01-09-2006 - Traces, n.8

Challenge Modernity and Identity

The Person who
Belongs Has a Face

The possibility of coexistence passes through respect for identities, conscious that the individual is not sufficient unto himself. The words of Martínez, Albacete, and Follo

by Riccardo Piol

Affirming with the Meeting that “reason is the need for the infinite…” means accepting direct dialogue with modernity, with the contemporary creed that denies any relationship between reason and Mystery and thrives on dogmas in which man is his own master, belongs to nothing, and has no identity. It means accepting dialogue and discussing these dogmas as well, to the point of confuting and rejecting them, as did Monsignor Albacete, theologian and columnist for the New York Times Magazine; Monsignor Francesco Follo, Permanent Observer of the Mission of the Holy See to UNESCO; and Archbishop Martínez of Granada. They addressed the principle according to which identity and modernity are irreconcilable. To listen to the overwhelming majority of thinkers today, the fact is unquestionable. It wouldn’t be of interest to common mortals, but for the fact that the somewhat abstract formulation conceals a theme that is decisive for anyone’s life, and the image of coexistence we’re offered by today’s society. To put the concept more simply, in modern society, there is no place for those who affirm an identity that implies the experience of belonging.

Against identity
Monsignor Albacete knows that the question of the incompatibility of modernity and identity fuels lively debate in the United States. In his country, perhaps more than anywhere else, the interrogative is felt to be decisive for the immediate future of the country. He drew the answer that most people have embraced from a little volume unequivocally entitled, Against Identity. “It is a powerful demonstration,” said Albacete, “of the impossibility of stopping the conflict between the experience of identity that implicates a belonging in which freedom takes on the form of an acceptance of what is given, and individualism, in which freedom is the capacity to go beyond the limits of what is given.” It is an impossibility, in short, that is based on a false and illusory conception of man that holds that the individual is sufficient unto himself, his reason is the measure of all things, and reality is relative.

Our experience
A society in which the substance of man culminates in the affirmation of his presumed omnipotent freedom inevitably runs into violence, for “a freedom of the kind already tends toward terrorism,” said Martínez.
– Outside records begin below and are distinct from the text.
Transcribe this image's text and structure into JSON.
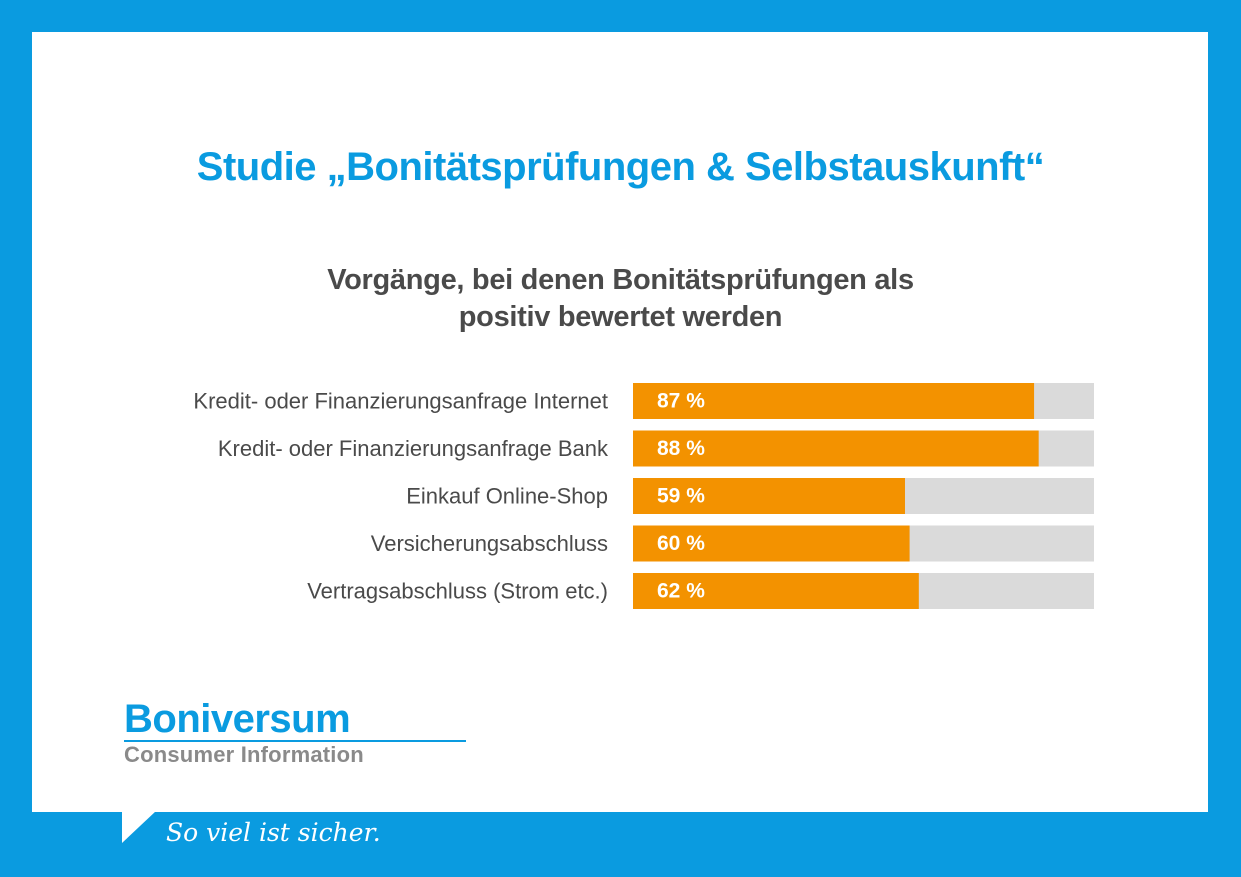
{
  "title": "Studie „Bonitätsprüfungen & Selbstauskunft“",
  "colors": {
    "brand_blue": "#0a9be0",
    "bar_fill": "#f39200",
    "bar_track": "#dadada",
    "label_text": "#4a4a4a"
  },
  "chart_data": {
    "type": "bar",
    "orientation": "horizontal",
    "title_lines": [
      "Vorgänge, bei denen Bonitätsprüfungen als",
      "positiv bewertet werden"
    ],
    "categories": [
      "Kredit- oder Finanzierungsanfrage Internet",
      "Kredit- oder Finanzierungsanfrage Bank",
      "Einkauf Online-Shop",
      "Versicherungsabschluss",
      "Vertragsabschluss (Strom etc.)"
    ],
    "values": [
      87,
      88,
      59,
      60,
      62
    ],
    "value_labels": [
      "87 %",
      "88 %",
      "59 %",
      "60 %",
      "62 %"
    ],
    "xlim": [
      0,
      100
    ],
    "grid": false,
    "legend": "none"
  },
  "brand": {
    "name": "Boniversum",
    "subtitle": "Consumer Information"
  },
  "tagline": "So viel ist sicher."
}
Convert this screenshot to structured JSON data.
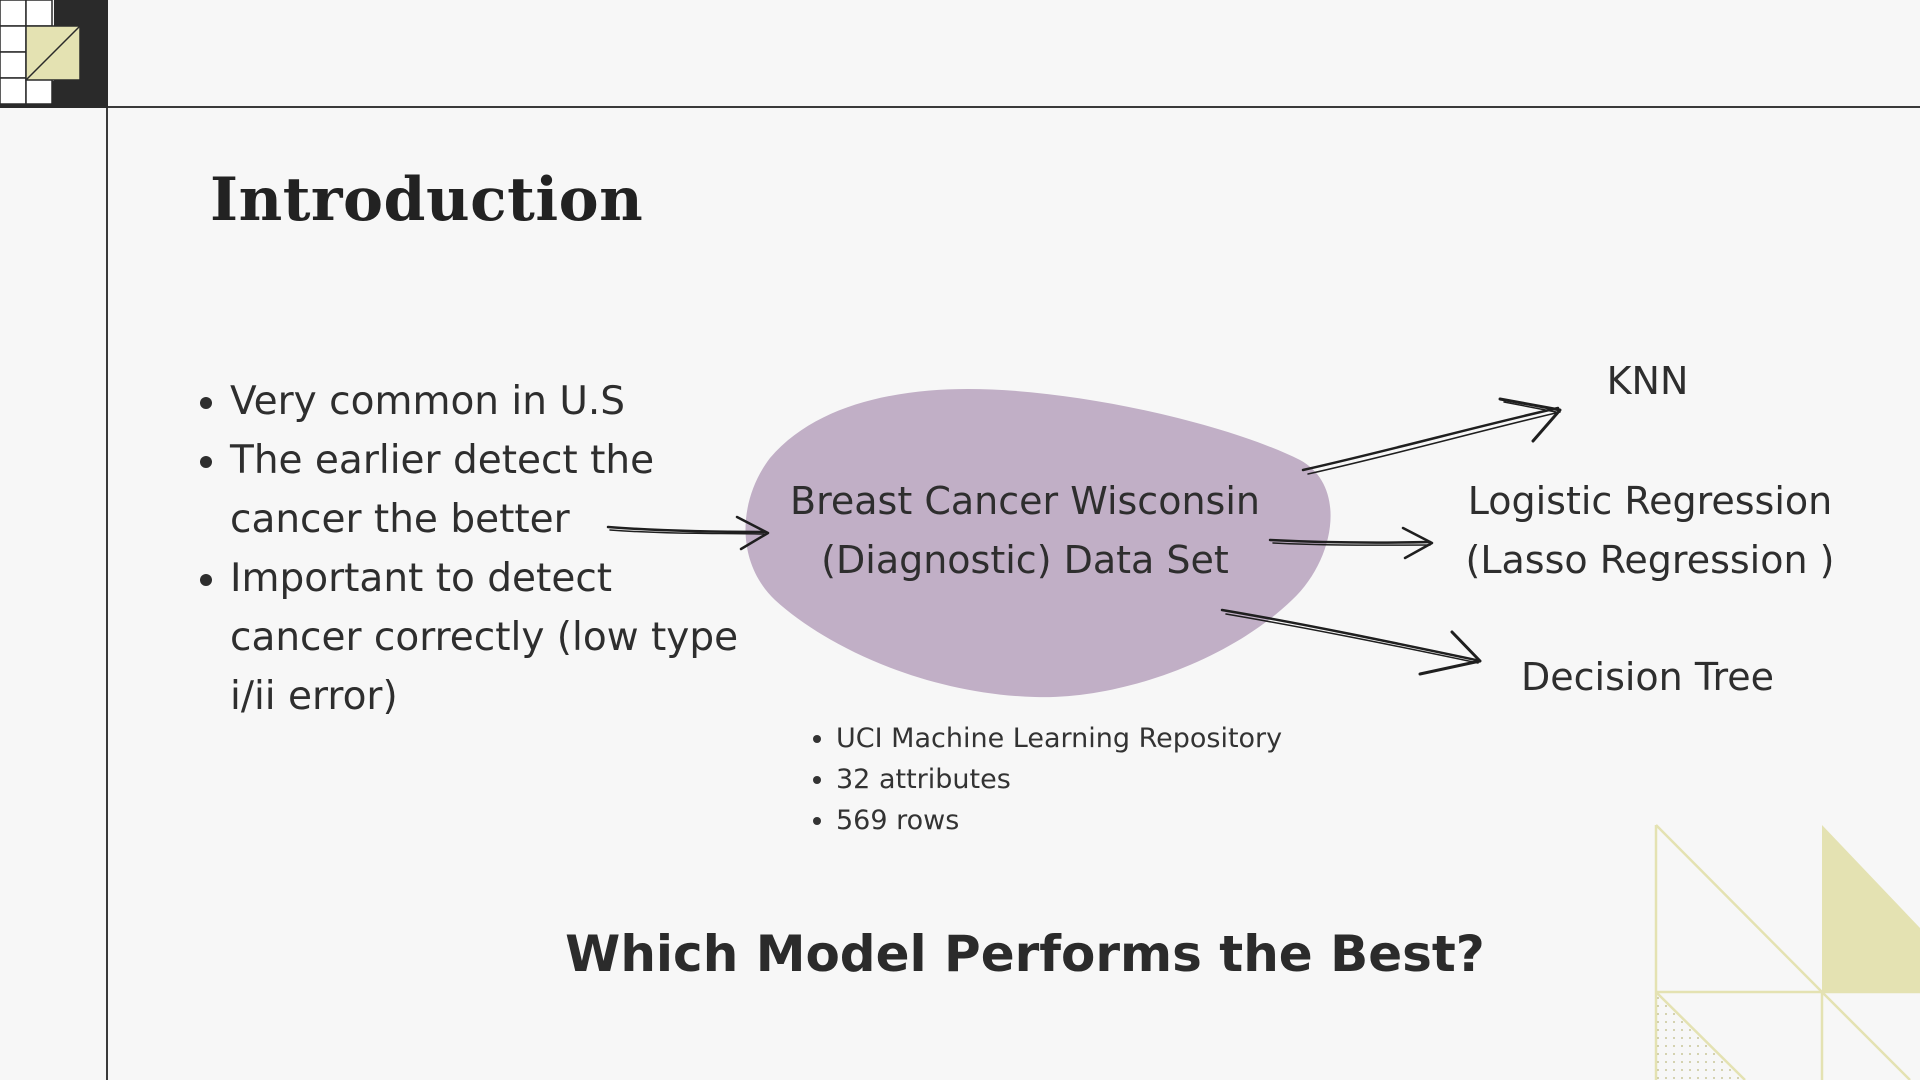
{
  "slide": {
    "title": "Introduction",
    "bullets": [
      "Very common in U.S",
      "The earlier detect the cancer the better",
      "Important to detect cancer correctly (low type i/ii error)"
    ],
    "dataset": {
      "line1": "Breast Cancer Wisconsin",
      "line2": "(Diagnostic) Data Set",
      "details": [
        "UCI Machine Learning Repository",
        "32 attributes",
        "569 rows"
      ]
    },
    "models": {
      "knn": "KNN",
      "lr_line1": "Logistic Regression",
      "lr_line2": "(Lasso Regression )",
      "dt": "Decision Tree"
    },
    "question": "Which Model Performs the Best?"
  },
  "colors": {
    "blob": "#c1afc6",
    "accent": "#e4e2b2",
    "corner_dark": "#2a2a2a",
    "background": "#f7f7f7"
  }
}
And he continued, “The ‘I’ wants to take the place of God” and accepts no identity outside itself, much less a definition of identity that is conceived of as the relationship with a truth that exists outside man. “Our experience teaches us that we did not give ourselves freedom; rather, it has been given to us.” Recovering this given fact is essential, and is the task of the Church. The Christians who, as Albacete said, “reduce faith to intellectual or moral need” commit a grave error “because the mystery of man finds no answer in man himself, but in the Incarnation.” For this reason, the task of the Church is to “be faithful to herself,” because with the certain affirmation of her identity she makes it possible for others as well to live their own identity in the world and not to hide it.

Polyphony of cultures
In the interview given in early August to some German journalists, Benedict XVI spoke of “a new polyphony of cultures.” For Monsignor Follo, this expression summarizes with an evocative image the trajectory along which modern society should be brought. “‘Polyphony of cultures’ means that each instrument remains itself and plays its score, but in reciprocal respect: the result is an orchestra that expresses itself in harmony.” This harmony is not the fruit of a technique of co-existence or tolerance as commonly understood. Instead, it comes from the rebirth of a subject who stops thinking of himself as autonomous in order to rediscover “what Heraclitus said, that is, that ‘the ethos of man is God,’ where ethos doesn’t only mean morality, but also dwelling place. Thus our fulfillment, as people who live a modern identity, is to rediscover that our home is God.”